Bilan mitigé pour le "M20" : en obtenant certains succès, il s'est aussi condamné à mourir. © LUIS SINCO/GETTY IMAGES

Le 20 février 2011, le jour où le Printemps marocain est né

Chaque mouvement a ses mythes fondateurs. Ces événements qui pourraient être banals mais qui deviennent mythiques. Ces épisodes où l’histoire bascule, s’accélère, se transforme. Ces moments dans lesquels on ira puiser, se ressourcer, s’inspirer à l’heure de poursuivre le combat. Au Maroc, ce fut cette manifestation.

Ce dimanche-là, plus d’une centaine de milliers de personnes sont dans la rue. Ce dimanche-là, un 20 février, ils fondent une nouvelle vague. Ainsi qu’un nouveau mouvement.

Evidemment, il y avait un terreau favorable. Sans doute le Maroc de Mohamed VI n’était-il pas la Tunisie de Ben Ali. Il n’empêche, ce n’était pas un havre de démocratie. Ni un pays de cocagne. Depuis des années, des organisations diverses réclamaient des emplois et du pain, mais aussi une pleine liberté de conscience et davantage de droits. Les noms de ces mouvements étaient d’ailleurs évocateurs. Ils s’appelaient  » Collectif des diplômés chômeurs « ,  » Coordination contre la vie chère « ,  » Association marocaine des droits humains  » ou encore  » Mouvement alternatif pour les libertés individuelles « .

Et puis, il y avait un contexte international. En ce mois de février, le printemps souffle sur le monde arabe. Dès décembre 2010, en s’immolant par le feu, un contestataire tunisien allumait la mèche d’un mouvement de grande ampleur. Le mois suivant, les présidents tunisien et égyptien sont chassés du pouvoir. Sur les réseaux sociaux, la grogne monte. Au Maroc, un groupe Facebook voit le jour :  » Liberté et démocratie maintenant « . Il sera un outil puissant de mobilisation.

Arrive le 20 février. A Casablanca, Tanger, Rabat et ailleurs, ça vibre. Et ça gronde : cette fois, on réclame carrément un changement de régime. Le lendemain, le  » Mouvement du 20 février  » est né. Pluriel, il rassemble islamistes, hommes de gauche, acteurs du monde associatif et cyberactivistes. Certes, la force est fragile. Mais le moment est important. Car pour la première fois depuis longtemps, les Marocains manifestent un intérêt particulier pour la gestion de leur Etat. En se réappropriant l’espace public, ils condamnent aussi les autorités publiques à réagir.

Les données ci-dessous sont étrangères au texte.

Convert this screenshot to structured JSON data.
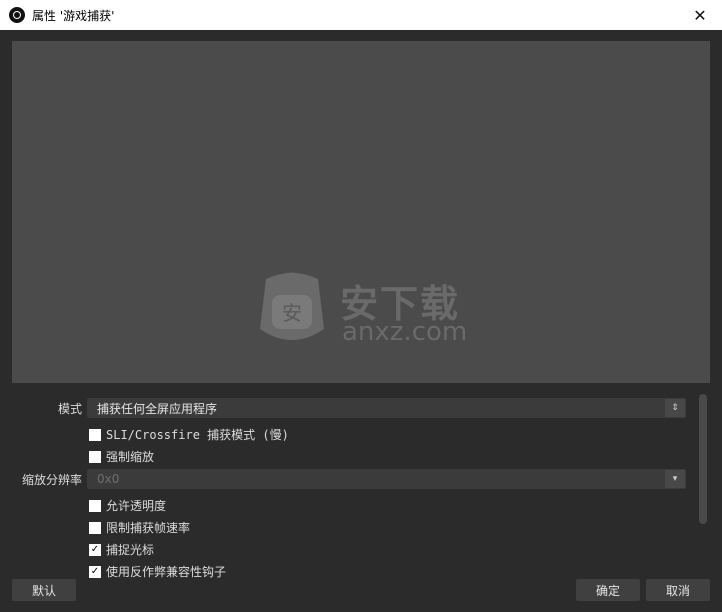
{
  "window": {
    "title": "属性 '游戏捕获'",
    "close_label": "✕"
  },
  "watermark": {
    "brand": "安下载",
    "site": "anxz.com",
    "shield_char": "安"
  },
  "props": {
    "mode_label": "模式",
    "mode_value": "捕获任何全屏应用程序",
    "scale_label": "缩放分辨率",
    "scale_value": "0x0",
    "checkboxes": [
      {
        "label": "SLI/Crossfire 捕获模式 (慢)",
        "checked": false
      },
      {
        "label": "强制缩放",
        "checked": false
      },
      {
        "label": "允许透明度",
        "checked": false
      },
      {
        "label": "限制捕获帧速率",
        "checked": false
      },
      {
        "label": "捕捉光标",
        "checked": true
      },
      {
        "label": "使用反作弊兼容性钩子",
        "checked": true
      }
    ]
  },
  "buttons": {
    "defaults": "默认",
    "ok": "确定",
    "cancel": "取消"
  },
  "icons": {
    "app": "obs-icon",
    "combo_arrow": "updown-icon",
    "dropdown_arrow": "chevron-down-icon"
  }
}
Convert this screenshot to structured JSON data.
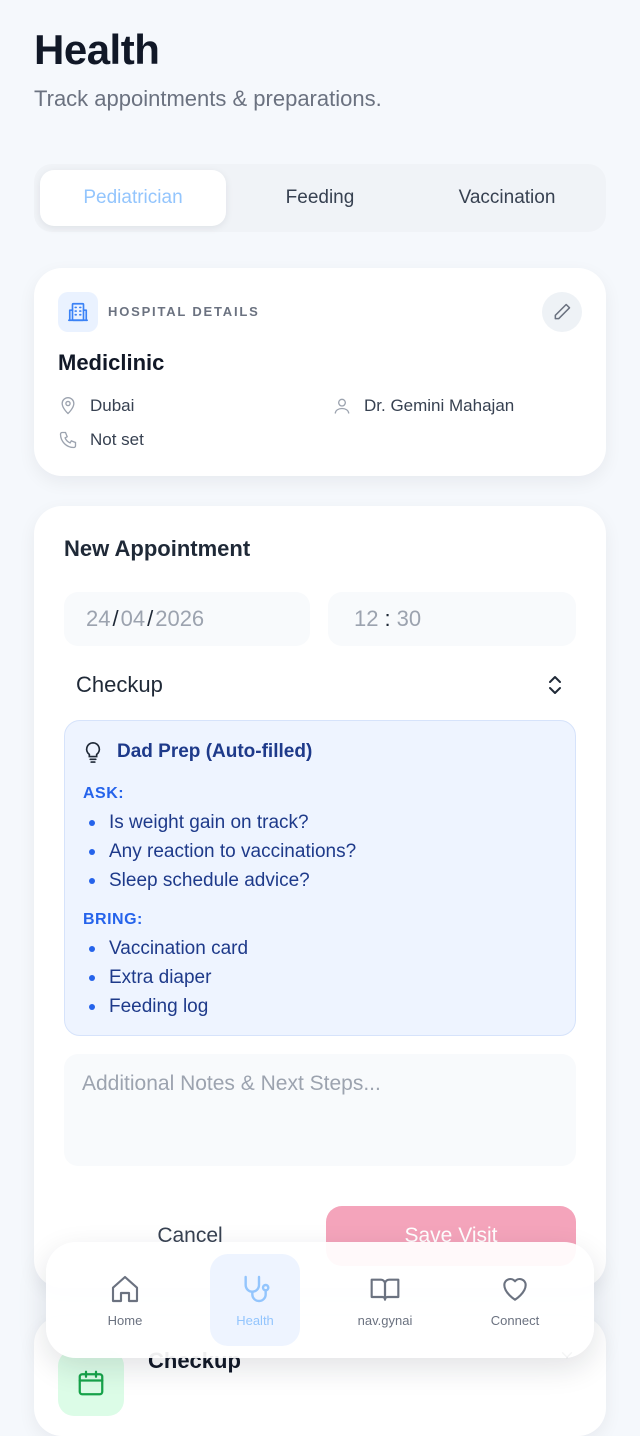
{
  "header": {
    "title": "Health",
    "subtitle": "Track appointments & preparations."
  },
  "tabs": [
    {
      "label": "Pediatrician",
      "active": true
    },
    {
      "label": "Feeding",
      "active": false
    },
    {
      "label": "Vaccination",
      "active": false
    }
  ],
  "hospital": {
    "section_label": "HOSPITAL DETAILS",
    "name": "Mediclinic",
    "location": "Dubai",
    "doctor": "Dr. Gemini Mahajan",
    "phone": "Not set",
    "icons": [
      "building-icon",
      "pencil-icon",
      "map-pin-icon",
      "user-icon",
      "phone-icon"
    ]
  },
  "appointment": {
    "title": "New Appointment",
    "date": {
      "day": "24",
      "month": "04",
      "year": "2026",
      "separator": "/"
    },
    "time": {
      "hour": "12",
      "minute": "30",
      "separator": ":"
    },
    "type_value": "Checkup",
    "prep": {
      "title": "Dad Prep (Auto-filled)",
      "ask_label": "ASK:",
      "ask_items": [
        "Is weight gain on track?",
        "Any reaction to vaccinations?",
        "Sleep schedule advice?"
      ],
      "bring_label": "BRING:",
      "bring_items": [
        "Vaccination card",
        "Extra diaper",
        "Feeding log"
      ]
    },
    "notes_placeholder": "Additional Notes & Next Steps...",
    "cancel_label": "Cancel",
    "save_label": "Save Visit"
  },
  "visit_card": {
    "title": "Checkup"
  },
  "nav": {
    "items": [
      {
        "label": "Home",
        "icon": "home-icon",
        "active": false
      },
      {
        "label": "Health",
        "icon": "stethoscope-icon",
        "active": true
      },
      {
        "label": "nav.gynai",
        "icon": "book-open-icon",
        "active": false
      },
      {
        "label": "Connect",
        "icon": "heart-icon",
        "active": false
      }
    ]
  },
  "colors": {
    "accent_blue": "#93c5fd",
    "prep_text": "#1e3a8a",
    "prep_label": "#2563eb",
    "save_button": "#f4a4bb",
    "background": "#f5f8fc"
  }
}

Ce qu’elles font aussitôt. Dès le 9 mars, le roi se montre malin. En reconnaissant le  » M20  » et en proposant des réformes, il répond aux attentes de larges couches de la population. Tout en fragilisant la menace. Très vite, de nombreux manifestants décident de répondre à l’invitation royale. En inscrivant leur action dans le cadre politique classique, ils s’éloignent aussi du Mouvement. Restent les autres. Qui en veulent plus. Qui se radicalisent. Qui sont poursuivis en justice. Et qui perdent le moral. Imperceptiblement, l’étoile du Mouvement pâlit.

Le bilan ? Encore aujourd’hui, le Maroc semble apparaître comme une relative exception. En réagissant vite, en renforçant le rôle du Parlement, en améliorant la reconnaissance des droits de l’homme, Mohamed VI a visé juste. Pour le Mouvement du 20 février, le bilan est mitigé. Car en obtenant certains succès, il s’est aussi condamné à mourir.